OpenAI terminates accounts of confirmed state-affiliated bad actors

OpenAI terminates accounts of confirmed state-affiliated bad actors


OpenAI has confirmed that state-affiliated bad actors are using the company’s tech for malicious purposes, a validation of what many have feared since the company’s rise to prominence in the generative AI race.

The discovery comes as part of a collaboration with Microsoft Threat Intelligence, a community of thousands of security experts, researchers, and threat hunters that analyze and detect cyber threats.

Using the network’s intelligence gathering, OpenAI discovered at least five confirmed state-affiliated actors that were using OpenAI services for querying open-source information, translating, finding coding errors, and running basic coding tasks, the company explained. The actors included two China-affiliated actors known as Charcoal Typhoon and Salmon Typhoon; an Iran-affiliated actor known as Crimson Sandstorm; a North Korea-affiliated actor known as Emerald Sleet; and a Russia-affiliated actor known as Forest Blizzard.

The accounts were said to be relying on OpenAI’s services to bolster potential cyber attacks, but Microsoft did not detect any significant uses of the most-highly monitored LLMs.

“These include reconnaissance, such as learning about potential victims’ industries, locations, and relationships; help with coding, including improving things like software scripts and malware development; and assistance with learning and using native languages,” Microsoft explained. “Language support is a natural feature of LLMs and is attractive for threat actors with continuous focus on social engineering and other techniques relying on false, deceptive communications tailored to their targets’ jobs, professional networks, and other relationships.”

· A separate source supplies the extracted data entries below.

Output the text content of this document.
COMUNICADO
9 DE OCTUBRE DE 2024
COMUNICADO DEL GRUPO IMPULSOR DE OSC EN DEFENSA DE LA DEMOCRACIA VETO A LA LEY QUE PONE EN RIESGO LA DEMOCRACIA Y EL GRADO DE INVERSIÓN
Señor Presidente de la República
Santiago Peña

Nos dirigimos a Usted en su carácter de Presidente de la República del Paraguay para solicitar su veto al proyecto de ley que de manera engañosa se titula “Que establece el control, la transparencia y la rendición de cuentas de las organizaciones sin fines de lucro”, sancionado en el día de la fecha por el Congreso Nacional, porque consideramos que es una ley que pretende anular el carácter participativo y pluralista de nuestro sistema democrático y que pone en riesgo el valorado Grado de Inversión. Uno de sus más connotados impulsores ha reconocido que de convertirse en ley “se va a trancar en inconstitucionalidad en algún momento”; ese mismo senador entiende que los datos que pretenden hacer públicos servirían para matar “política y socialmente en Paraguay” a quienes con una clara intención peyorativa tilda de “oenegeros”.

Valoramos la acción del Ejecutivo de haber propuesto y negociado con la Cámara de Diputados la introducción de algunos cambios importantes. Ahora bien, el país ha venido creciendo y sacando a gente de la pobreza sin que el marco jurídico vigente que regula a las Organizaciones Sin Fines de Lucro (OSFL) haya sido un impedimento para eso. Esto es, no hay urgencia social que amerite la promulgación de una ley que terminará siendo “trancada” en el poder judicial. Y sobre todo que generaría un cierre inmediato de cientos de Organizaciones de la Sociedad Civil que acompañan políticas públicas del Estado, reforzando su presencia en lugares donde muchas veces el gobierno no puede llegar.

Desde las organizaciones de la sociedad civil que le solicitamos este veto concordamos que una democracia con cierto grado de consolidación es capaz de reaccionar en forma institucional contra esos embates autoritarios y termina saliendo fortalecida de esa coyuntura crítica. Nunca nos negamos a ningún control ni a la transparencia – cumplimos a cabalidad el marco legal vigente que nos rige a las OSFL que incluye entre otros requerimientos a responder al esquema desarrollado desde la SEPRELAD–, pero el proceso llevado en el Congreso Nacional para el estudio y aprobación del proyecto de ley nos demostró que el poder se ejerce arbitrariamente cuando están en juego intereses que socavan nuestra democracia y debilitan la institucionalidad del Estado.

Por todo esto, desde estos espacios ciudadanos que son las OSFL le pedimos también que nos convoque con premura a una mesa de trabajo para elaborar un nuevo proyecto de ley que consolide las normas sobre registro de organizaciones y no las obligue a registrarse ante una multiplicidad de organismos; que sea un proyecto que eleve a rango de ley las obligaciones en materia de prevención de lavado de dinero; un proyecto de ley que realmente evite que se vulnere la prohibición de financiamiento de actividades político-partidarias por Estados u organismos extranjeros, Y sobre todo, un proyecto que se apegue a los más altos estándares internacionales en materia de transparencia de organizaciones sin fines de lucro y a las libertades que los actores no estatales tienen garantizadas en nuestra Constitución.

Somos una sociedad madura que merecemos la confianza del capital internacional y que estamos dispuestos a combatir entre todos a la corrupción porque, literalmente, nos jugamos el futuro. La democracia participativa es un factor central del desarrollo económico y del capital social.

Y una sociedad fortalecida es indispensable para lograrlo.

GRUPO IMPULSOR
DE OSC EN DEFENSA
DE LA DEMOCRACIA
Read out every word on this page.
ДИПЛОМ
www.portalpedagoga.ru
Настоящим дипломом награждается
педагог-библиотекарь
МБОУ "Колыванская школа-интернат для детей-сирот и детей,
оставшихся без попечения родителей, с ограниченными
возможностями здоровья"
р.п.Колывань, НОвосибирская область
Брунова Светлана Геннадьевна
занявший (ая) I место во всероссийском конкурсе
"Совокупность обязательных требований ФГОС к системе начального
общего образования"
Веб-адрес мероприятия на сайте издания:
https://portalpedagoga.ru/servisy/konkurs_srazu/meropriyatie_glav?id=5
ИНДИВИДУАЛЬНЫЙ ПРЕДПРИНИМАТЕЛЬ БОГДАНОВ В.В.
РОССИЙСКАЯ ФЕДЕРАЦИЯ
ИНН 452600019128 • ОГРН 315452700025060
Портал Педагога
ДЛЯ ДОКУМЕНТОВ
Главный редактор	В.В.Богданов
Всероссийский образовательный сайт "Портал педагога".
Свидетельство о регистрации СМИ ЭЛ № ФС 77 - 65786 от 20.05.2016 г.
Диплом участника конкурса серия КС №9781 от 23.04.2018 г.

Microsoft distinguished this announcement as an early-detection effort, intended to expose “early-stage, incremental moves that we observe well-known threat actors attempting.”

The collaboration aligns with recent moves from the White House to require safety testing and government supervision for AI systems that could impacts national and economic security, public health, and general safety. “While attackers will remain interested in AI and probe technologies’ current capabilities and security controls, it’s important to keep these risks in context. As always, hygiene practices such as multifactor authentication (MFA) and Zero Trust defenses are essential because attackers may use AI-based tools to improve their existing cyberattacks that rely on social engineering and finding unsecured devices and accounts.”

While OpenAI admits that its current models are limited in their ability to detect cyber attacks, the company committed to future security investments, including:

  • Investments in technology and teams, including its Intelligence and Investigations and Safety, Security, and Integrity teams, to detect threats.

  • Collaborations with industry partners and other stakeholders to exchange information about malicious uses.

  • Continued public reporting of security threats and solutions.

“Although we work to minimize potential misuse by such actors, we will not be able to stop every instance,” OpenAI wrote. “But by continuing to innovate, investigate, collaborate, and share, we make it harder for malicious actors to remain undetected across the digital ecosystem and improve the experience for everyone else.”